Recently, I was researching a post on US v EU unemployment. No.1 on Google (a news result) was a post with some observations on EU vs US economic policy. This paragraph caught my attention
…But many European countries have completely mismanaged their budgets for continued government stimulus, which lends to the argument of free market supports that Keynesian economics is unsustainable. Greece is relying on the most recent bailout to pay its bills and creditors want to see further cuts. Spain is also cutting spending, while dealing with a revived separatist movement of the Catalan province that does not want to pay the country’s bills. Both of these countries have the eurozone’s highest unemployment rates of 25 percent apiece. (AIM.org)
A few observations sprang to mind:
- Europe is not pursuing Keynesian economics! To slash spending in a recession is the opposite of what Keynesian economics proposes. You could argue Keynesian economics (stimulus spending in a recession) is not going to be helpful, you could argue fiscal stimulus is undesirable when bond rates are rising; but, I don’t even think the most ardent critic of Keynesian economics would try to argue countries in the Eurozone are actually pursuing Keynesian economics.
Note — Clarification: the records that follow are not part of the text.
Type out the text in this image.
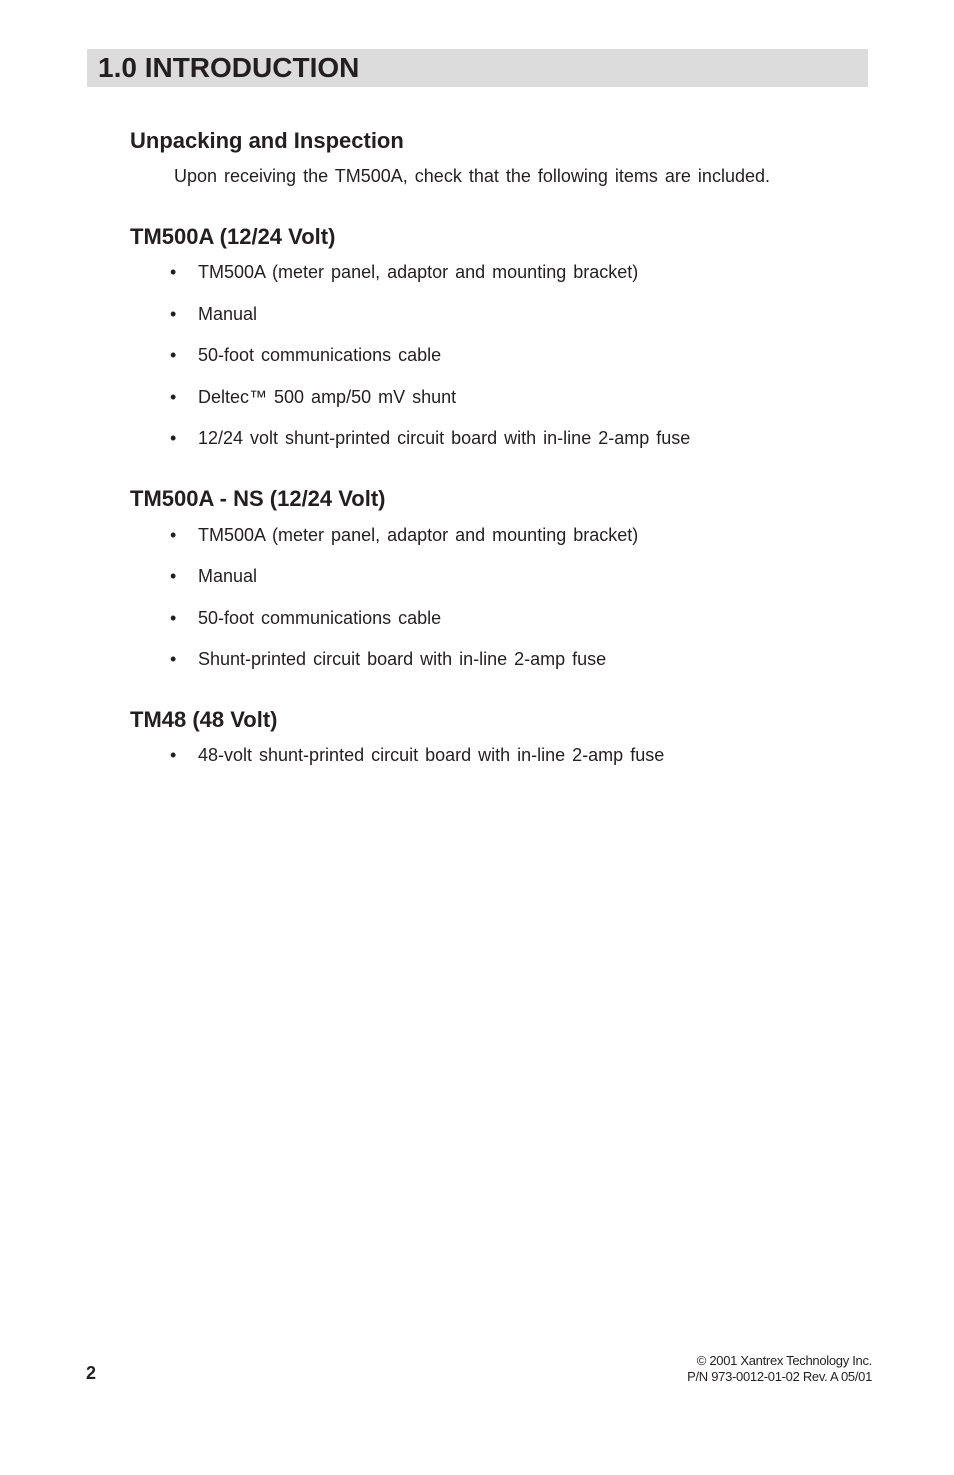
1.0 INTRODUCTION
Unpacking and Inspection
Upon receiving the TM500A, check that the following items are included.
TM500A (12/24 Volt)
• TM500A (meter panel, adaptor and mounting bracket)
• Manual
• 50-foot communications cable
• Deltec™ 500 amp/50 mV shunt
• 12/24 volt shunt-printed circuit board with in-line 2-amp fuse
TM500A - NS (12/24 Volt)
• TM500A (meter panel, adaptor and mounting bracket)
• Manual
• 50-foot communications cable
• Shunt-printed circuit board with in-line 2-amp fuse
TM48 (48 Volt)
• 48-volt shunt-printed circuit board with in-line 2-amp fuse
2
© 2001 Xantrex Technology Inc.
P/N 973-0012-01-02 Rev. A 05/01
- ‘continued government stimulus’ There is a tendency to assume that countries with high levels of government spending as a % of GDP are ‘Keynesian’. Keynesian fiscal policy aims to be counter-cyclical. In a boom, that means reducing the deficit to dampen consumer spending. For example, in a boom a very large tax cut (e.g. Bush tax cut in US) is not desirable. A boom is a time to reduce the deficit not widen it. Keynesian fiscal policy essential suggests government should spend when there is a very large rise in private sector saving to prevent unemployed resources.
- Excessive Government debt wasn’t the main cause of the EU crisis. Many in US, (and to be fair most of the EU elite) have portrayed this crisis as a mismanagement of debt. But, with the exception of Greece, debt levels in Eurozone economies were relatively low before the start of the crisis. Spanish (37% of GDP) and Irish debt (25% of GDP) were much lower than Germany’s. Given the nature of the boom, appropriate Keynesian counter cyclical policies would have involved having higher taxes / lower spending ) and a even lower debt before the crisis. But, the Euro crisis is based in the failings of a single currency and fixed exchange rate of the Euro. (Euro crisis Explained)
- In the long term, Europe and US may need careful examination of long-term spending commitments. With an ageing population there may need to be reforms to welfare entitlements. But, this need to deal with long-term deficit is a different issue to the short term issue of insufficient demand. The evidence from Europe is that austerity policies are close to being self-defeating.
- One reason the US recovery has been stronger than Europe is that the relatively small US fiscal stimulus (it was small when you combine federal and state spending) in US helped maintain demand – compared to Europe where cutting government spending has added to the fall in private sector spending.